这一整天过得惊心动魄,于是连睡梦也不会安稳。
梦境像水中的气泡一样起起伏伏,在光的折射下散发出绚丽的色彩。梦幻得让人心驰摇曳,却又透着苍白无力的破碎感,一触即散。
贺峻霖发现他又开始做梦了。
午后阳光下摆在桌子上的书籍,月光下回宿舍的那条小径,假山后的荷塘……一瞬而逝的片段串起了那段他最不堪回首的记忆,然后一切在戛然而止中归于寂静,化作高台上女人决绝的脸。
贺峻霖醒来的时候发现脸侧还有一些潮湿,眼眶里流出的泪打湿了枕巾。手机已定好了,闹钟早已响过三遍,但被他在迷蒙的睡梦中无意识的关掉。
他没来由的感到疲惫,休息了一夜的身体发软发烫。他抬手盖在额头上试了试温度,才晓得自己原来是发了低烧。

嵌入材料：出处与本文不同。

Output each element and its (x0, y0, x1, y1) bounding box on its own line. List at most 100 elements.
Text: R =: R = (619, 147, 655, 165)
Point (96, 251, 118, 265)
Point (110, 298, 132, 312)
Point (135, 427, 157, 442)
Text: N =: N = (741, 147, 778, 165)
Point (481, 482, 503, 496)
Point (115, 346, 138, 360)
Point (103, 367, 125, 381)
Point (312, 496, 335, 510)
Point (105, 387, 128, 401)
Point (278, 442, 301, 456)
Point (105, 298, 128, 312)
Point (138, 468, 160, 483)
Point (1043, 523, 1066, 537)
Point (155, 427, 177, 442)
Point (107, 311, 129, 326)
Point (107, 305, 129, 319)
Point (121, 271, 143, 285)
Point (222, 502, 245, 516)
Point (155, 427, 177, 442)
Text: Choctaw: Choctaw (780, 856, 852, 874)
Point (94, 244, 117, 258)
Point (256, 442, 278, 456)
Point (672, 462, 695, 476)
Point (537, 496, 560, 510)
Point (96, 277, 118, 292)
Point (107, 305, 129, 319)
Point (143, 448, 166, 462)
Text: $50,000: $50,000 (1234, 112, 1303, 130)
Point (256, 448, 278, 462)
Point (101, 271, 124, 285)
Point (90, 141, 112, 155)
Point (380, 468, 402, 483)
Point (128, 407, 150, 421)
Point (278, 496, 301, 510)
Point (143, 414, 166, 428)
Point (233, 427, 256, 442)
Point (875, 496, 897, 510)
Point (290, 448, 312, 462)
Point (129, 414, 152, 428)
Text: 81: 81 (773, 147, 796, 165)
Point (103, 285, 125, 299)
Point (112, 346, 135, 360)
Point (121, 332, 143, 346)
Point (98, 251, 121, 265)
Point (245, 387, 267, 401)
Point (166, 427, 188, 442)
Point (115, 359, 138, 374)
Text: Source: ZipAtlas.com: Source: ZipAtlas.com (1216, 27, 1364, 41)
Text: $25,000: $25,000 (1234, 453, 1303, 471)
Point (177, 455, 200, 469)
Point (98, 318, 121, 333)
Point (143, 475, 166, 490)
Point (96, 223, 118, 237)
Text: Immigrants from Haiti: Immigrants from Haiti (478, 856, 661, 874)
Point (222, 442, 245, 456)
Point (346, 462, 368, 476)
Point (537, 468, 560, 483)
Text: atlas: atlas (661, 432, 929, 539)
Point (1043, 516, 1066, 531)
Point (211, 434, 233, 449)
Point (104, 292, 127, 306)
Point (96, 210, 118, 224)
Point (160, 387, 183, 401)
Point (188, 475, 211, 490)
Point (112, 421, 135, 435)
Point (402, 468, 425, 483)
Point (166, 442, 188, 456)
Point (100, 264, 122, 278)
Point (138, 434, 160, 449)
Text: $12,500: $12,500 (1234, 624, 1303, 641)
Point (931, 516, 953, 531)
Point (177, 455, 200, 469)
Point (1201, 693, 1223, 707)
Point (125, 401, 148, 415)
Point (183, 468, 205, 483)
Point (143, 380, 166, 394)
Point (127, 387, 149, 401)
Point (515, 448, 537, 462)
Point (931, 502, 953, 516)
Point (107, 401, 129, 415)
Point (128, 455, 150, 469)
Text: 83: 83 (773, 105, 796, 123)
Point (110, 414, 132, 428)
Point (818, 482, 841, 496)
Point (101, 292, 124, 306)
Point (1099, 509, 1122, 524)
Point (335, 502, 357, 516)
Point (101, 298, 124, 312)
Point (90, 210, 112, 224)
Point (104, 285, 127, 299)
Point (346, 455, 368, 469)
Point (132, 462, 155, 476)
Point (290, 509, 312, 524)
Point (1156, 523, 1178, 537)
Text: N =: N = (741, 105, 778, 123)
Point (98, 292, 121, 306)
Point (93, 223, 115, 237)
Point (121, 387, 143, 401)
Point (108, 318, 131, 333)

约摸是昨晚在江边发呆受了凉,贺峻霖哀叹了一声,却还是坚持起了床。
客厅里的收纳柜中还有些感冒药和消炎药,上次买完的没有用掉,到时候也不知道是否能起点作用。
开门的时候他还有些忐忑不安,手心里无端生了汗,按在金属的门把手上数次滑开。
门开的那一瞬间,光从屋外照了进来。空气里的尘埃在跳动,像是在嘲笑他在阳光下躲闪不及的狼狈。
——无处遁形。
贺峻霖觉得自己就像是等待审判的罪犯,屋外的朝阳是裁决者,屋内的黑暗是监狱,扼住了他的喉咙,让人难以呼吸。
客厅里空荡荡的,昨天晚上他给严浩翔留下的毯子,被人叠好整齐的放置在了沙发上。褶皱被抹平,灰尘被掸掉。
那个人温柔细致的,让贺峻霖觉得自己的记忆出现了偏差。
嗓子眼里一阵干涩,口腔里弥漫着苦味。
贺峻霖走到厨房里拿起水壶想烧点热水,发烧的感觉让他头重脚轻,因此压根没有注意到水池前还站着一道身影。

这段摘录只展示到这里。